The petition hopes to improve visibility for those working behind the scenes. 

A bassist has launched a petition calling for album metadata on Apple Music and other streaming services to carry the details of everyone involved in the making of a track and not just the primary artist, Billboard reports.

“We want to know who’s playing the music we’re hearing, who produced it, who arranged it, where it was recorded and by whom,” reads the MoveOn petition, titled ‘Show the Album Credits on Apple Music!’

The petition was only launched by bassist Jon Burr on July 5, but has already gathered over 20,000 signatures.

“We chose to target Apple at this time because the rollout of Apple Music is missing this category of information,” Burr told Billboard. “Apple has shown a willingness to listen to feedback in the past, and is sensitive to their user base (which contains many of these same creatives). As the leader in technology and music marketing, if they set a trend, others may follow.
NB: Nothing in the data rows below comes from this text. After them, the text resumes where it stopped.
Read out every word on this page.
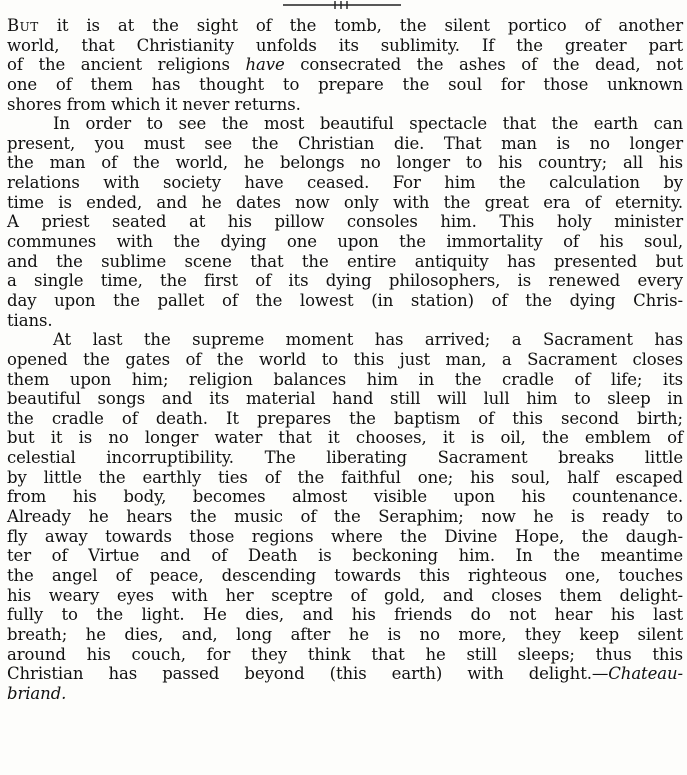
But it is at the sight of the tomb, the silent portico of another
world, that Christianity unfolds its sublimity. If the greater part
of the ancient religions have consecrated the ashes of the dead, not
one of them has thought to prepare the soul for those unknown
shores from which it never returns.
In order to see the most beautiful spectacle that the earth can
present, you must see the Christian die. That man is no longer
the man of the world, he belongs no longer to his country; all his
relations with society have ceased. For him the calculation by
time is ended, and he dates now only with the great era of eternity.
A priest seated at his pillow consoles him. This holy minister
communes with the dying one upon the immortality of his soul,
and the sublime scene that the entire antiquity has presented but
a single time, the first of its dying philosophers, is renewed every
day upon the pallet of the lowest (in station) of the dying Chris-
tians.
At last the supreme moment has arrived; a Sacrament has
opened the gates of the world to this just man, a Sacrament closes
them upon him; religion balances him in the cradle of life; its
beautiful songs and its material hand still will lull him to sleep in
the cradle of death. It prepares the baptism of this second birth;
but it is no longer water that it chooses, it is oil, the emblem of
celestial incorruptibility. The liberating Sacrament breaks little
by little the earthly ties of the faithful one; his soul, half escaped
from his body, becomes almost visible upon his countenance.
Already he hears the music of the Seraphim; now he is ready to
fly away towards those regions where the Divine Hope, the daugh-
ter of Virtue and of Death is beckoning him. In the meantime
the angel of peace, descending towards this righteous one, touches
his weary eyes with her sceptre of gold, and closes them delight-
fully to the light. He dies, and his friends do not hear his last
breath; he dies, and, long after he is no more, they keep silent
around his couch, for they think that he still sleeps; thus this
Christian has passed beyond (this earth) with delight.—Chateau-
briand.
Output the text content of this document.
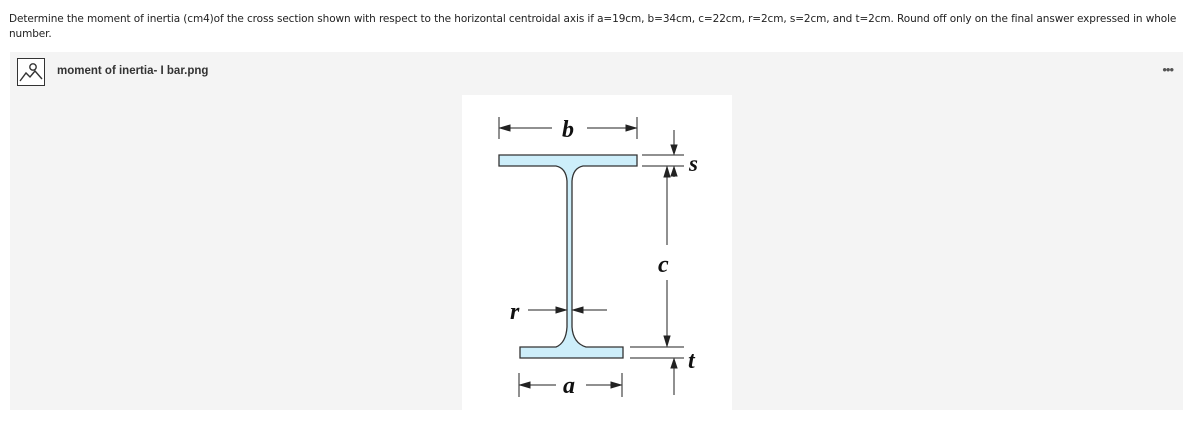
Determine the moment of inertia (cm4)of the cross section shown with respect to the horizontal centroidal axis if a=19cm, b=34cm, c=22cm, r=2cm, s=2cm, and t=2cm. Round off only on the final answer expressed in whole number.
moment of inertia- I bar.png	•••
b
s
c
t
r
a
“We understand that doing this will create a burden on these services — many just don’t have access to the information due to the way digital music is delivered to them,” Burr continued. “If we can encourage a cultural shift going forward and develop enhanced supply chains, we’ll be making the kind of progress needed by musicians, composers, lyricists, engineers, photographers, designers, and other contributing creatives.”

As Billboard notes, the lack of metadata standardisation can also adversely affect royalty payouts.

As well as Apple Music, neither Spotify or Pandora feature full credits when songs are played. Currently songs that have been entered into YouTube’s Music Key service list label, publisher, composer(s) and performers.